Baile a más no poder. Todas las vertientes de la cumbia vibraron en esa pista, o mejor dicho patio. Algunas luces diseminadas demostraron las virtudes del celofán y un “telón” de fondo preanunciaba el momento más esperado de la noche, el broche de oro, “El show de Yésica”, que se anunciaba con una sábana pintada a mano. Yésica era algo así como una marica envuelta en trapos viejos, pero que se sentía Liza Minelli por una noche. Juntó a sus amigas locas y se armó su show con invitados, bailarines y todo.
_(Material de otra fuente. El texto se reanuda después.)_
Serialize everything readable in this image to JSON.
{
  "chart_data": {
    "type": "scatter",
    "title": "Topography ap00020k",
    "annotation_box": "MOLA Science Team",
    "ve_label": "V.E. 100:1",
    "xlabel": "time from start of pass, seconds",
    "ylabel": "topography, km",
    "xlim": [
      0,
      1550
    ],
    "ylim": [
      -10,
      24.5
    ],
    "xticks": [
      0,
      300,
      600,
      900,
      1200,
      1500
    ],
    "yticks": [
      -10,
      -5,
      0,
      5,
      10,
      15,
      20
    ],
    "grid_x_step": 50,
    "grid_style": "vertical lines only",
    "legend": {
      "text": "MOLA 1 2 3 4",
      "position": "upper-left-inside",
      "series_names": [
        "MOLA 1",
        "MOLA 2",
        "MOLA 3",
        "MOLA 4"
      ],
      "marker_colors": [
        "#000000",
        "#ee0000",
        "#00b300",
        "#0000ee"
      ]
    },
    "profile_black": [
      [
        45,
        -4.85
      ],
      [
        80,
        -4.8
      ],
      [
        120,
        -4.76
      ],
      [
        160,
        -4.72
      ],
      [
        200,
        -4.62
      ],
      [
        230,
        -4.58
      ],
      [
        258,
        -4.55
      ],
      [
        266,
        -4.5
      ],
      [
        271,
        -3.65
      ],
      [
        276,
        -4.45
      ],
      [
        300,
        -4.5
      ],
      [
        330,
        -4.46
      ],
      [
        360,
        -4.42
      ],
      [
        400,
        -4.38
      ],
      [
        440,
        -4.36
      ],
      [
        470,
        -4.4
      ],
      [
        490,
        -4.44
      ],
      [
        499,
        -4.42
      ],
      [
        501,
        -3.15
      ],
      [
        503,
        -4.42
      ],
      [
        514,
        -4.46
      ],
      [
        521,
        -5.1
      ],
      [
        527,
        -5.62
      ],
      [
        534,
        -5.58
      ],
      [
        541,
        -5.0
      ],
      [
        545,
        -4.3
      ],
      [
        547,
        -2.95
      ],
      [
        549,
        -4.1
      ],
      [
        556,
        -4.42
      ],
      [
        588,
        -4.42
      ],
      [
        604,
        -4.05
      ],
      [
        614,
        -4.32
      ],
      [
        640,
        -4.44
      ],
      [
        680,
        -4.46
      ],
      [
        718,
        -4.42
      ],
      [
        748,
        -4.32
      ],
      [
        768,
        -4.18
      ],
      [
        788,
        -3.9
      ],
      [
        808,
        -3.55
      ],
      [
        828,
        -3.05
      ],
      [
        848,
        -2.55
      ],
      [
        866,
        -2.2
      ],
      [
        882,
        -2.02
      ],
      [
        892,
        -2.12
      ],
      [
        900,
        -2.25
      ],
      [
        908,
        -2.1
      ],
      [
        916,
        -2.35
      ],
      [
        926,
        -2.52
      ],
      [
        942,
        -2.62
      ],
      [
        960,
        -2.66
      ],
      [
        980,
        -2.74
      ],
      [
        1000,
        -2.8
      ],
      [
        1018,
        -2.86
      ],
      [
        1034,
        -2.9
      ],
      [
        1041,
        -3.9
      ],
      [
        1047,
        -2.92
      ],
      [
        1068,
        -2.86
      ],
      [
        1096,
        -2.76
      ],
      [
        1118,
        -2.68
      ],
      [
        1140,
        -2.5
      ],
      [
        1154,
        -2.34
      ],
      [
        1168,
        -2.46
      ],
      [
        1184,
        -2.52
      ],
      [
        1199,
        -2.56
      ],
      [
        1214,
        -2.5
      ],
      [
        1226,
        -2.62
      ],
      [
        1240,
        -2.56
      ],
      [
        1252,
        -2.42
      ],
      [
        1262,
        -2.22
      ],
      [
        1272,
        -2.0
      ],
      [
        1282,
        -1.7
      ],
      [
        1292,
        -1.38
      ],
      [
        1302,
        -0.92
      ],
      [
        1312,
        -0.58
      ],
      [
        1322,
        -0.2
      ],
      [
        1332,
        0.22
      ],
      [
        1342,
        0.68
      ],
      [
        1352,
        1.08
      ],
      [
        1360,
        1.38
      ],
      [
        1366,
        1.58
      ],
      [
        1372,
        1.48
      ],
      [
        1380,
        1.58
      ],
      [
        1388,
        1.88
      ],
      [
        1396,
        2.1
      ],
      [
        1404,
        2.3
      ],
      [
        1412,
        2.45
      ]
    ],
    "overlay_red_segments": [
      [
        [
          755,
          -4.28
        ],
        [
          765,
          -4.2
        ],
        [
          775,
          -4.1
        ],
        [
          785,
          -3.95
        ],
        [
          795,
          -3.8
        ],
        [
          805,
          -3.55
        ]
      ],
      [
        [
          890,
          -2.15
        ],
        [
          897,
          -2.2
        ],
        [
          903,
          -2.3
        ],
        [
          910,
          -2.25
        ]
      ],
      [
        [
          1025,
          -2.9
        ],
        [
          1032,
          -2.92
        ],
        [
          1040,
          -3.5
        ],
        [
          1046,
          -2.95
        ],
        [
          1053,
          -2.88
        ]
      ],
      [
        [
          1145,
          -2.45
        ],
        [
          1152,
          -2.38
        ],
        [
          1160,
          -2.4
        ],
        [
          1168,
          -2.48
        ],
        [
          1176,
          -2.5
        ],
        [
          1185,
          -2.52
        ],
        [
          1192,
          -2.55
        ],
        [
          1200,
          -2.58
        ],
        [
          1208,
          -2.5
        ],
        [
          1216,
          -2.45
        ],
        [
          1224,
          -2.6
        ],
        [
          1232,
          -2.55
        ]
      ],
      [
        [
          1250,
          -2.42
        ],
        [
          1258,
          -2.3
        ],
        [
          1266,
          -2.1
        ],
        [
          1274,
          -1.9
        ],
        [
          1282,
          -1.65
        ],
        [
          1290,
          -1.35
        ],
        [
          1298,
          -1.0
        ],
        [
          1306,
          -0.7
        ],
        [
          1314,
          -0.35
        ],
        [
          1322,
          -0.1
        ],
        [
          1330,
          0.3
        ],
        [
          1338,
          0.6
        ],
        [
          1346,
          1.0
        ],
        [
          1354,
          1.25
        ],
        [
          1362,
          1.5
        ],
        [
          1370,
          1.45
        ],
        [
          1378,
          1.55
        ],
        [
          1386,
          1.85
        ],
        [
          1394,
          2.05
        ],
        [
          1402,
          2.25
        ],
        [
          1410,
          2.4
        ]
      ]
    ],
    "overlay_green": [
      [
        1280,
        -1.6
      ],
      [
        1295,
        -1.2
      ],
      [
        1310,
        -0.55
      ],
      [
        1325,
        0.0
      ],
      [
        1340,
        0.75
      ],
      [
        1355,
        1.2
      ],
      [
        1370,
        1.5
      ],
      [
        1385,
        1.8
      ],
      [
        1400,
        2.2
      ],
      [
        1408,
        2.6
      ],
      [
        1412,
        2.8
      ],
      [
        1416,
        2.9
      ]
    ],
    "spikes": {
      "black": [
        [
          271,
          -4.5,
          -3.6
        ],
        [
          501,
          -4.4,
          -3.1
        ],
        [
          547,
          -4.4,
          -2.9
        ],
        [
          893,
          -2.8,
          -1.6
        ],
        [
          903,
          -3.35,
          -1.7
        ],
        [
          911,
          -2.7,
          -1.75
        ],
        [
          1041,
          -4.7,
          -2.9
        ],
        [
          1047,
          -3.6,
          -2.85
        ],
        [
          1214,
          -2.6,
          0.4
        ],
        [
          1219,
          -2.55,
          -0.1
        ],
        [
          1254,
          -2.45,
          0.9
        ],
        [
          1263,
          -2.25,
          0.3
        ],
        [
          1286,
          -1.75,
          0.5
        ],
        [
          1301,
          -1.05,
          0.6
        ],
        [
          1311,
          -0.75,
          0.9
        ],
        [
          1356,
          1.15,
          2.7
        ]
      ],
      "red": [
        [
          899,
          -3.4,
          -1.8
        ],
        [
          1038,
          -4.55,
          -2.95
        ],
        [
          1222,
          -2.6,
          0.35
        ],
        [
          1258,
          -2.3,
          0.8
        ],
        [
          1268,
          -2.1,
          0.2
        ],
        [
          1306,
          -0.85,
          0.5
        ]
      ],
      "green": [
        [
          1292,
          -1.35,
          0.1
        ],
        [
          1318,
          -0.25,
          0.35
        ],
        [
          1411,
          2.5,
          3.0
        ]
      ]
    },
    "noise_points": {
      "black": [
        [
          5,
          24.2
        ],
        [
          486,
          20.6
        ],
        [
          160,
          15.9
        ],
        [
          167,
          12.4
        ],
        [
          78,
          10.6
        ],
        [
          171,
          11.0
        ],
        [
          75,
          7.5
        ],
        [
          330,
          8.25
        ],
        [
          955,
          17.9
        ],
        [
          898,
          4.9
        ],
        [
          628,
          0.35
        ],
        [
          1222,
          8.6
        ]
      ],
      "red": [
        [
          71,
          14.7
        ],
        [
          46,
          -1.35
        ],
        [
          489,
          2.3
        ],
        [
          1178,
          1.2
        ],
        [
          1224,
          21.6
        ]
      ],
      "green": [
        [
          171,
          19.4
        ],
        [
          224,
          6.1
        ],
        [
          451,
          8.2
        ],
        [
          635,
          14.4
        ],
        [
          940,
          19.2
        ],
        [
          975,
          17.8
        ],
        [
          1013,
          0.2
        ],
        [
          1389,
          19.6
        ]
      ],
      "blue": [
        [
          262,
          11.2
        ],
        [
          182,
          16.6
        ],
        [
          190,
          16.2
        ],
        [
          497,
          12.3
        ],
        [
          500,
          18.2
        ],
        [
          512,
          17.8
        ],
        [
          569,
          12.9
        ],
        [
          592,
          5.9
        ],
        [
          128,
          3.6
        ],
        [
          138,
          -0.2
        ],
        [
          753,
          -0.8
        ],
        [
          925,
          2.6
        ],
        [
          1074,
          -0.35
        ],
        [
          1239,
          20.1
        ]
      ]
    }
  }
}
Y hasta hubo un cierre con fuegos artificiales.
La noche se iba, la claridad encontraba un patio que parecía no querer cederle el paso, que insistía con seguir viviendo esa noche de verano, esas horas compartidas, ese encuentro que, para algunos es moneda corriente, pero para otros es una forma alternativa de comunicarse, de construir, sin que medie el dinero y por las solas ganas. Esa entidad cada vez más abstracta a la que llamamos pueblo, ese día se convocó, se reunió, generó sus propias estrategias y dejó de lado los prejuicios, las distancias, los intereses y los miedos. Solo para encontrarse, para crear espacios. Y si bien yo no vivo en Caraza, como dice la canción, una parte de ella ahora está viva en mis recuerdos.